New Mexico Sheriff Says Body Cam Video Unfair To Officers Associated Press

The sheriff of New Mexico's most populous county will not require his deputies to use body cameras because he says the media would use the footage to unfairly criticize the officers.

Bernalillo County Sheriff Manuel Gonzales told KOAT-TV in a story published Tuesday that the video "gives a lopsided, one-sided story, which I think is a disservice to the whole community."

His stance has drawn criticism from the American Civil Liberties Union and the New Mexico Foundation of Open Government.

Bernalillo deputies have been involved in nine shootings in the last four months.

Greg Williams of the open government foundation says body camera footage often justifies police actions by showing if proper procedures were followed.

He says the video becomes a teaching tool if it shows mistakes by officers.

3 Indicted In Slaying, Mutilation Of Albuquerque Man Associated Press

Three people have been indicted for murder and other crimes in the killing and mutilation of an Albuquerque man.

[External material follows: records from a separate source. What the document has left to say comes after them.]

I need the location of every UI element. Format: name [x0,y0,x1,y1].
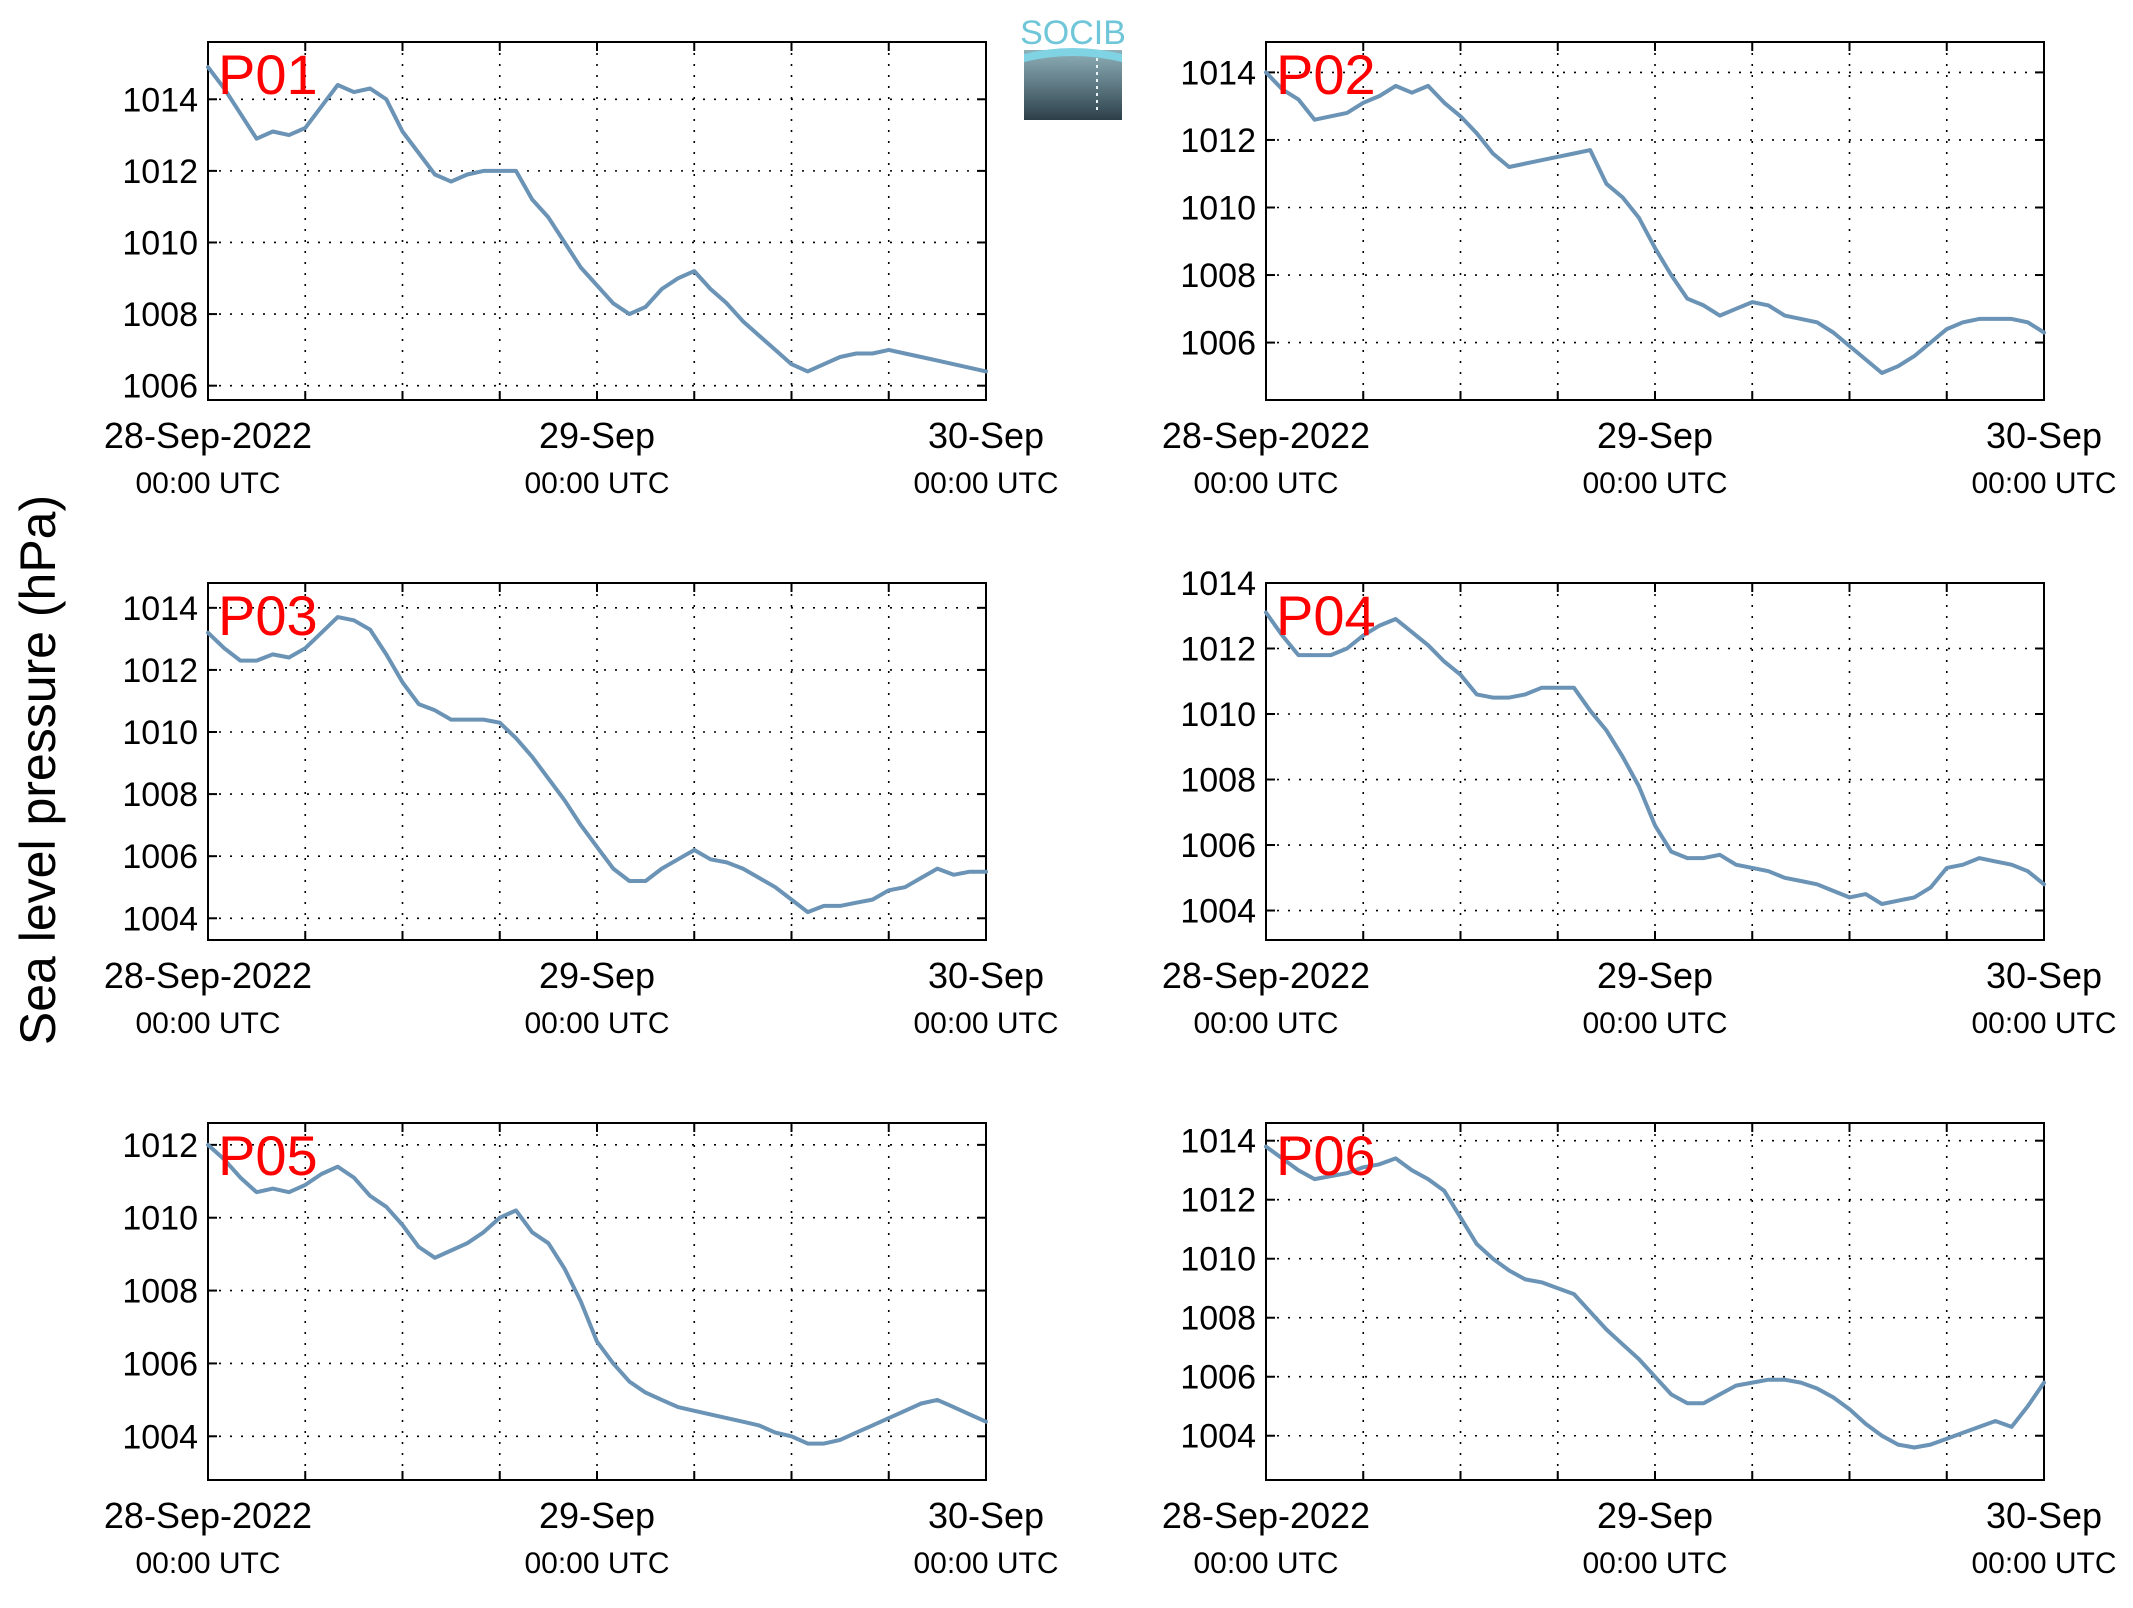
y-tick-label: 1012 [1180,122,1256,160]
panel-p04: 1004 1006 1008 1010 1012 1014 28-Sep-2022 00:00… [1162,565,2117,1040]
y-tick-label: 1010 [122,1200,198,1238]
x-tick-time-label: 00:00 UTC [1193,1547,1338,1580]
plot-frame [1265,1122,2045,1481]
plot-frame [1265,582,2045,941]
pressure-series-line [1264,610,2046,906]
y-tick-label: 1014 [122,590,198,628]
panel-label: P02 [1276,43,1376,106]
x-tick-date-label: 30-Sep [928,415,1044,456]
x-tick-date-label: 30-Sep [1986,1495,2102,1536]
panel-p02: 1006 1008 1010 1012 1014 28-Sep-2022 00:00 UTC… [1162,41,2117,500]
x-tick-time-label: 00:00 UTC [135,1547,280,1580]
logo-text: SOCIB [1020,14,1126,52]
x-tick-time-label: 00:00 UTC [1193,467,1338,500]
x-tick-time-label: 00:00 UTC [913,467,1058,500]
panel-label: P05 [218,1124,318,1187]
y-tick-label: 1014 [122,81,198,119]
y-tick-label: 1006 [122,838,198,876]
y-tick-label: 1006 [122,368,198,406]
x-tick-time-label: 00:00 UTC [1971,1547,2116,1580]
x-tick-time-label: 00:00 UTC [1582,1007,1727,1040]
y-tick-label: 1006 [122,1345,198,1383]
panel-label: P04 [1276,584,1376,647]
x-tick-date-label: 28-Sep-2022 [1162,1495,1370,1536]
x-tick-date-label: 28-Sep-2022 [104,415,312,456]
x-tick-time-label: 00:00 UTC [135,467,280,500]
y-tick-label: 1008 [1180,762,1256,800]
x-tick-time-label: 00:00 UTC [1193,1007,1338,1040]
panel-label: P06 [1276,1124,1376,1187]
y-tick-label: 1014 [1180,1123,1256,1161]
panel-label: P01 [218,43,318,106]
y-tick-label: 1008 [122,776,198,814]
pressure-series-line [206,1142,988,1446]
x-tick-date-label: 28-Sep-2022 [1162,955,1370,996]
x-tick-time-label: 00:00 UTC [135,1007,280,1040]
y-tick-label: 1012 [122,1127,198,1165]
y-tick-label: 1010 [122,224,198,262]
x-tick-date-label: 29-Sep [1597,955,1713,996]
y-tick-label: 1010 [1180,696,1256,734]
panel-p03: 1004 1006 1008 1010 1012 1014 28-Sep-2022 00:00… [104,582,1059,1040]
panels: 1006 1008 1010 1012 1014 28-Sep-2022 00:00 UTC… [104,41,2117,1580]
x-tick-date-label: 30-Sep [1986,955,2102,996]
x-tick-date-label: 29-Sep [1597,1495,1713,1536]
x-tick-date-label: 30-Sep [928,955,1044,996]
x-tick-date-label: 29-Sep [539,415,655,456]
x-tick-time-label: 00:00 UTC [1971,1007,2116,1040]
x-tick-date-label: 28-Sep-2022 [104,1495,312,1536]
x-tick-time-label: 00:00 UTC [1971,467,2116,500]
pressure-series-line [1264,70,2046,375]
y-tick-label: 1012 [122,153,198,191]
panel-label: P03 [218,584,318,647]
socib-logo: SOCIB [1020,14,1126,120]
x-tick-date-label: 30-Sep [1986,415,2102,456]
y-tick-label: 1014 [1180,565,1256,603]
y-tick-label: 1008 [1180,1300,1256,1338]
y-tick-label: 1006 [1180,827,1256,865]
y-axis-label: Sea level pressure (hPa) [10,495,66,1045]
x-tick-date-label: 29-Sep [1597,415,1713,456]
y-tick-label: 1004 [122,900,198,938]
pressure-series-line [206,65,988,374]
x-tick-time-label: 00:00 UTC [524,467,669,500]
x-tick-time-label: 00:00 UTC [1582,467,1727,500]
y-tick-label: 1004 [1180,1418,1256,1456]
y-tick-label: 1010 [122,714,198,752]
x-tick-time-label: 00:00 UTC [524,1007,669,1040]
y-tick-label: 1012 [1180,631,1256,669]
y-tick-label: 1012 [122,652,198,690]
panel-p06: 1004 1006 1008 1010 1012 1014 28-Sep-2022 00:00… [1162,1122,2117,1580]
x-tick-date-label: 29-Sep [539,1495,655,1536]
y-tick-label: 1006 [1180,325,1256,363]
y-tick-label: 1006 [1180,1359,1256,1397]
x-tick-date-label: 29-Sep [539,955,655,996]
y-tick-label: 1012 [1180,1182,1256,1220]
x-tick-date-label: 28-Sep-2022 [104,955,312,996]
plot-frame [207,41,987,401]
x-tick-date-label: 30-Sep [928,1495,1044,1536]
y-tick-label: 1008 [1180,257,1256,295]
x-tick-time-label: 00:00 UTC [913,1547,1058,1580]
x-tick-time-label: 00:00 UTC [524,1547,669,1580]
x-tick-time-label: 00:00 UTC [1582,1547,1727,1580]
y-tick-label: 1008 [122,296,198,334]
y-tick-label: 1004 [122,1418,198,1456]
panel-p01: 1006 1008 1010 1012 1014 28-Sep-2022 00:00 UTC… [104,41,1059,500]
y-tick-label: 1014 [1180,54,1256,92]
y-tick-label: 1010 [1180,1241,1256,1279]
y-tick-label: 1010 [1180,189,1256,227]
pressure-series-line [1264,1144,2046,1450]
x-tick-date-label: 28-Sep-2022 [1162,415,1370,456]
y-tick-label: 1008 [122,1273,198,1311]
pressure-series-line [206,615,988,915]
y-tick-label: 1004 [1180,893,1256,931]
plot-frame [207,582,987,941]
x-tick-time-label: 00:00 UTC [913,1007,1058,1040]
panel-p05: 1004 1006 1008 1010 1012 28-Sep-2022 00:00 UTC… [104,1122,1059,1580]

Prosecutors say Chase Smotherman and Mariah Ferry face charges of first-degree murder, conspiracy, kidnapping and evidence tampering.

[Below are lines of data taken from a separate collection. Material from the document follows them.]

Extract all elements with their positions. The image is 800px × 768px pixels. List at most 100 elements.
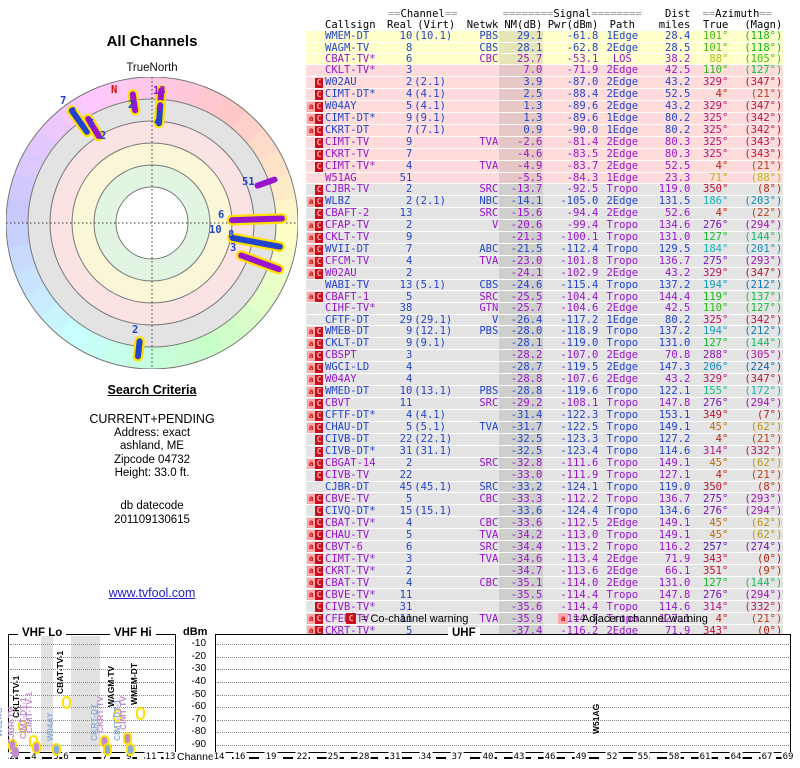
svg-text:N: N (111, 84, 117, 96)
magnetic-azimuth-cell: (294°) (729, 219, 784, 232)
magnetic-azimuth-cell: (21°) (729, 433, 784, 446)
true-azimuth-cell: 4° (691, 88, 730, 101)
path-cell: Tropo (599, 612, 646, 626)
true-azimuth-cell: 349° (691, 409, 730, 422)
vhf-hi-label: VHF Hi (110, 627, 156, 639)
adjacent-channel-flag: a (307, 374, 315, 385)
magnetic-azimuth-cell: (7°) (729, 409, 784, 422)
svg-text:9: 9 (70, 106, 76, 118)
virtual-channel-cell: (4.1) (413, 88, 460, 101)
co-channel-flag: C (315, 338, 323, 349)
magnetic-azimuth-cell: (347°) (729, 373, 784, 386)
noise-margin-cell: -35.5 (499, 588, 544, 602)
table-row: C CIVB-TV* 31 -35.6 -114.4 Tropo 114.6 314° (332… (306, 600, 784, 614)
virtual-channel-cell (413, 588, 460, 602)
virtual-channel-cell (413, 564, 460, 578)
column-header: Netwk (466, 19, 499, 32)
uhf-channel-tick: 58 (667, 752, 681, 762)
co-channel-flag: C (315, 374, 323, 385)
table-row: C CIMT-TV* 4 TVA -4.9 -83.7 2Edge 52.5 4° (21°) (306, 160, 784, 173)
magnetic-azimuth-cell: (22°) (729, 207, 784, 220)
magnetic-azimuth-cell: (144°) (729, 337, 784, 350)
power-cell: -71.9 (543, 64, 600, 77)
co-channel-flag: C (315, 350, 323, 361)
co-channel-flag: C (315, 184, 323, 195)
real-channel-cell: 9 (386, 337, 414, 350)
vhf-channel-tick: 11 (144, 752, 158, 762)
noise-margin-cell: -28.1 (499, 337, 544, 350)
virtual-channel-cell (413, 457, 460, 470)
real-channel-cell: 5 (386, 528, 414, 542)
real-channel-cell: 5 (386, 290, 414, 304)
virtual-channel-cell: (12.1) (413, 325, 460, 338)
dbm-tick-label: -90 (191, 739, 206, 751)
spectrum-bar (599, 737, 606, 748)
network-cell: SRC (459, 290, 500, 304)
power-cell: -123.4 (543, 445, 600, 458)
network-cell: TVA (459, 421, 500, 434)
dbm-tick-label: -10 (191, 638, 206, 650)
noise-margin-cell: -31.4 (499, 409, 544, 422)
callsign-cell: W51AG (324, 172, 386, 184)
distance-cell: 131.0 (645, 576, 692, 590)
power-cell: -113.2 (543, 540, 600, 554)
path-cell: Tropo (599, 325, 646, 338)
co-channel-flag: C (315, 89, 323, 100)
co-channel-flag: C (315, 410, 323, 421)
distance-cell: 127.1 (645, 612, 692, 626)
real-channel-cell: 2 (386, 267, 414, 280)
magnetic-azimuth-cell: (274°) (729, 540, 784, 554)
co-channel-flag: C (315, 422, 323, 433)
column-header: NM(dB) (504, 19, 543, 32)
noise-margin-cell: -35.9 (499, 612, 544, 626)
real-channel-cell: 31 (386, 600, 414, 614)
column-header: True (703, 19, 729, 32)
search-criteria-line: Zipcode 04732 (113, 453, 191, 466)
noise-margin-cell: -34.4 (499, 540, 544, 554)
path-cell: Tropo (599, 433, 646, 446)
spectrum-bar (135, 707, 145, 721)
power-cell: -111.9 (543, 469, 600, 482)
virtual-channel-cell (413, 255, 460, 268)
noise-margin-cell: -35.6 (499, 600, 544, 614)
virtual-channel-cell: (29.1) (413, 314, 460, 326)
path-cell: Tropo (599, 385, 646, 398)
co-channel-flag: C (315, 566, 323, 577)
callsign-cell: WABI-TV (324, 279, 386, 292)
search-criteria: Search Criteria CURRENT+PENDING Address: … (28, 383, 276, 481)
table-row: a C CBGAT-14 2 SRC -32.8 -111.6 Tropo 149.1 45° (6… (306, 457, 784, 470)
true-azimuth-cell: 329° (691, 373, 730, 386)
true-azimuth-cell: 351° (691, 564, 730, 578)
virtual-channel-cell (413, 552, 460, 566)
co-channel-flag: C (315, 614, 323, 625)
warning-flags (306, 302, 324, 315)
vhf-channel-tick: 9 (125, 752, 133, 762)
spectrum-bar-label: CKRT-DT (89, 703, 99, 742)
path-cell: 2Edge (599, 42, 646, 55)
distance-cell: 52.5 (645, 88, 692, 101)
power-cell: -87.0 (543, 76, 600, 89)
true-azimuth-cell: 101° (691, 31, 730, 43)
network-cell: V (459, 219, 500, 232)
noise-margin-cell: 25.7 (499, 53, 544, 66)
tvfool-link[interactable]: www.tvfool.com (108, 586, 196, 600)
virtual-channel-cell: (10.1) (413, 31, 460, 43)
table-row: a C CKRT-DT 7 (7.1) 0.9 -90.0 1Edge 80.2 325° (342… (306, 124, 784, 137)
distance-cell: 131.0 (645, 337, 692, 350)
real-channel-cell: 7 (386, 148, 414, 161)
callsign-cell: WMEB-DT (324, 325, 386, 338)
db-datecode-label: db datecode (120, 500, 184, 512)
table-row: a C CBVT-6 6 SRC -34.4 -113.2 Tropo 116.2 257° (27… (306, 540, 784, 554)
network-cell (459, 337, 500, 350)
magnetic-azimuth-cell: (8°) (729, 183, 784, 196)
noise-margin-cell: -28.2 (499, 349, 544, 362)
co-channel-flag: C (315, 458, 323, 469)
real-channel-cell: 7 (386, 124, 414, 137)
warning-flags (306, 42, 324, 55)
real-channel-cell: 4 (386, 576, 414, 590)
table-row: C CIVB-DT* 31 (31.1) -32.5 -123.4 Tropo 114.6 31… (306, 445, 784, 458)
power-cell: -114.4 (543, 600, 600, 614)
noise-margin-cell: -29.2 (499, 397, 544, 410)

The Albuquerque Journal reported Tuesday a third person, Mitchell Overhand, has been charged with evidence tampering and conspiracy.

Albuquerque police say 41-year-old John Soyka was missing for more than a month when his body was located in September.

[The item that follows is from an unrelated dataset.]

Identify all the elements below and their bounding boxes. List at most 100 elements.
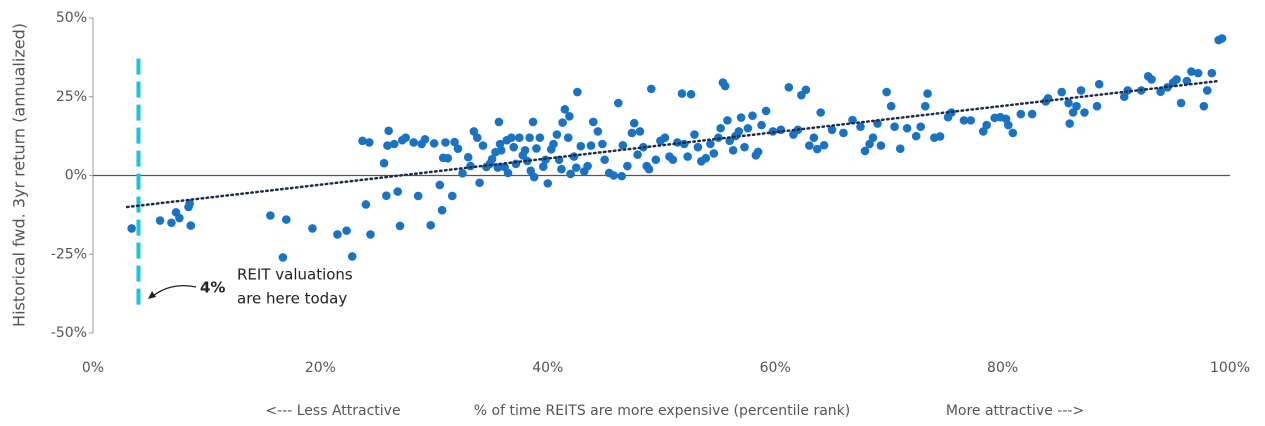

Authorities say their search was prompted when a man alleged the trio abducted him and threatened to kill Soyka over a drug debt. The man says he was also shown photos of Soyka's mutilated body.

The three defendants are facing charges in that incident as well.

It was not immediately known if they had attorneys.

US Rig Count Up By 8 This Week To 923; Wyoming Up 4 Associated Press

The number of rigs exploring for oil and natural gas in the U.S. increased by eight this week to 923.

That's up from the 593 rigs that were active a year ago.

Houston oilfield services company Baker Hughes said Wednesday that 747 rigs sought oil and 176 explored for natural gas this week. The weekly tabulation, normally released on Friday, was distributed early this week because of the Thanksgiving holiday.

Among major oil- and gas-producing states, Wyoming gained four rigs while Colorado, Louisiana, New Mexico and Texas were up one apiece.

Utah declined by one.

Alaska, Arkansas, California, North Dakota, Ohio, Oklahoma, Pennsylvania and West Virginia were unchanged.

The U.S. rig count peaked at 4,530 in 1981. It bottomed out in May of 2016 at 404.

New Mexico Mom Arrested After Kids Test Positive For Meth Associated Press

A New Mexico mother is facing child abuse charges after her two children tested positive for methamphetamine.

Las Cruces police say 27-year-old Marissa Gomez was arrested last week in Silver City following an investigation that was spurred by a welfare check conducted on the two children in early October.

Gomez has addresses in both Las Cruces and Silver City. It's not clear if she has an attorney.

Authorities say Gomez indicated to an officer that people who visit her have smoked meth in the apartment she shares with her 8- and 2-year-old daughters.

The children were placed in the custody of the state child welfare agency. They were given drug tests and investigators learned that they both tested positive.

Authorities say children are highly susceptible to the vapors of methamphetamine and surfaces contaminated by the drug.

Northwestern New Mexico Community No Longer Must Boil Water Associated Press

A boil-water advisory that marked the start of a water crisis in San Juan County more than a year ago is ending.

The New Mexico Environment Department confirmed Tuesday it is lifting a water advisory for residents of the Harvest Gold subdivision.

State regulators say the drinking water was exceeding safe standards for turbidity. But water samples now show no sign of contamination or unsafe turbidity levels.

The June 2016 advisory had warned residents to boil tap water before using it for cooking, cleaning or drinking.

The Harvest Gold water system serves 460 customers in the Crouch Mesa area.

AV Water Company previously owned Harvest Gold. Now, it belongs to the Apple Orchard Mutual Domestic Water Consumers Association.